Knicks are ‘more talented’ than team two years ago
There are similarities between this year’s Knicks and the version from two years ago.
Both teams entered the season with low expectations and were resilient during tough stretches early in the year.
They each proved their detractors wrong and enjoyed surprisingly strong regular seasons.
There are also differences.
“I think we’re a better team,” Julius Randle said. “Another talented team.”
The 2020–21 team finished the Covid-shortened season in fourth place in the Eastern Conference with a 41–31 record and a .569 winning percentage.
This current group is 39-27 winning at a .591 clip through 66 games.
A fourth-place finish is realistic as the Knicks enter Monday with 16 games behind the Cavaliers.
Both rosters are very different.
It is short with what feels like a very high top.
For example, Jalen Brunson is the point guard, giving the current version a major edge at the all-and-important position.
Alfrid Payton started for the team two years ago, although Derrick Rose played key minutes off the bench at point guard.
RJ Barrett and Emmanuel Quickley are better players than they were two years ago, and Mitchell Robinson is healthy.
The rim-protecting 7-footer broke his foot and appeared in just 31 games that season.
The Knicks are fifth in offensive rating and seventh in NET rating (points outscored by opponents per 100 possessions).
Two years ago the editions were 22nd and ninth respectively. It was fourth in defensive rating, giving it an edge over the current Knicks, who are ranked 14th.
The big question is one that won’t be answered for a while: Can the Knicks do better in the playoffs than their predecessors, who lost in five games to the Hawks in the first round?
“We’ll see. I can’t really talk about it yet,” Randle said. “We’re not in the playoffs yet, so I don’t want to talk about that. But I definitely think this is a team. is taking the necessary steps every day and is definitely getting better.

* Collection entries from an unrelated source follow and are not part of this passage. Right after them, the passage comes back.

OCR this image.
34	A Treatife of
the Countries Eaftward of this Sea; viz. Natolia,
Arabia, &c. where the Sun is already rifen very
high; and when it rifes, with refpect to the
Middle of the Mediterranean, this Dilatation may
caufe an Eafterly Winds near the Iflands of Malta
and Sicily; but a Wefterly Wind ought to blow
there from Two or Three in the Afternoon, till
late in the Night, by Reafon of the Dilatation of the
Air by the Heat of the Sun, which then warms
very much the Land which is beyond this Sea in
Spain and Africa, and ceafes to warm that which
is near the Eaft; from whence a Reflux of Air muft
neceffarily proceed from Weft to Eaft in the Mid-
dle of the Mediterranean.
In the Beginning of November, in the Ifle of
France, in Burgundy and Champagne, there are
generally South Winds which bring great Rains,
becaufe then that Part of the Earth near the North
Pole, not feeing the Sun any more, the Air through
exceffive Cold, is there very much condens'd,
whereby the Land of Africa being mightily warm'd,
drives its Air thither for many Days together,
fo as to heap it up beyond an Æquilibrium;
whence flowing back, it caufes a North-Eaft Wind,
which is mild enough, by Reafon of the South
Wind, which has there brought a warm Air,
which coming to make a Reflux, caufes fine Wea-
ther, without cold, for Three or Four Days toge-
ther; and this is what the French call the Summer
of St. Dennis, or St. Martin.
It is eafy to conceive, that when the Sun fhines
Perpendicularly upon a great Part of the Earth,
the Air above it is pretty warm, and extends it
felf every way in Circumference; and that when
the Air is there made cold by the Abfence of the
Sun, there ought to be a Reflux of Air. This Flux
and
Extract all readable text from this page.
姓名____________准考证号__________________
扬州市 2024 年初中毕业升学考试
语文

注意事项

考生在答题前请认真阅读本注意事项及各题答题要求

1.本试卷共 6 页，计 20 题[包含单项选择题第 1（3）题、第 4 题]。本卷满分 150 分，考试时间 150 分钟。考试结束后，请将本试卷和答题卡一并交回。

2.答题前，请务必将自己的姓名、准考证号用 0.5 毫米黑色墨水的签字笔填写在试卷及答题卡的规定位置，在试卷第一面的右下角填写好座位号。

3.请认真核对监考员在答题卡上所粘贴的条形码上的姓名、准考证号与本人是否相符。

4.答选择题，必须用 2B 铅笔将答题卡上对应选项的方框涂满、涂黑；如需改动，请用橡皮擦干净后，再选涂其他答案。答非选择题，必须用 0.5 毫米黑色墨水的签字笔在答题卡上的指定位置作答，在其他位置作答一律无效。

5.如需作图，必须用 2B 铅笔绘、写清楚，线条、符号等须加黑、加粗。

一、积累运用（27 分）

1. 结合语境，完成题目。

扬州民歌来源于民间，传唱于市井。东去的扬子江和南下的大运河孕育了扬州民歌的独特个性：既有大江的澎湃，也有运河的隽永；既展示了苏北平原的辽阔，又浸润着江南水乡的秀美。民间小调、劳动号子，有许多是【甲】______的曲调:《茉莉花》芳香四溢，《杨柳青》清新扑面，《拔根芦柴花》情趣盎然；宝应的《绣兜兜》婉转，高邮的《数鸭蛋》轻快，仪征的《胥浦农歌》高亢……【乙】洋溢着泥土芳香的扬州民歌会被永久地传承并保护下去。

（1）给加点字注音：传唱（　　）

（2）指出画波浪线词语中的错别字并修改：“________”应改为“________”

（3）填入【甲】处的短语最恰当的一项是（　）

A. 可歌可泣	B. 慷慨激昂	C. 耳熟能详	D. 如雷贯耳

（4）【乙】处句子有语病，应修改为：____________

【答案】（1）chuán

Randle was named Eastern Conference Player of the Week after leading the Knicks to four wins and averaging 29.5 points, 8.3 rebounds and 4.8 assists.
Robinson played a career-high 44 minutes in Sunday’s double-overtime win over the Celtics.
He was outstanding in 10 minutes of overtime, grabbing four rebounds and playing quality defense.
He defended Al Horford’s potential game-winning 3-pointer at the buzzer of the second overtime, at least partially influencing the shot that came up short.
“He’s obviously of great value to the organization as a whole but especially [to] His teammates, his coaches, because he does a lot of the dirty work that you need to win,” coach Tom Thibodeau said.
The Knicks are 27-17 when Robinson plays and 12-10 without him.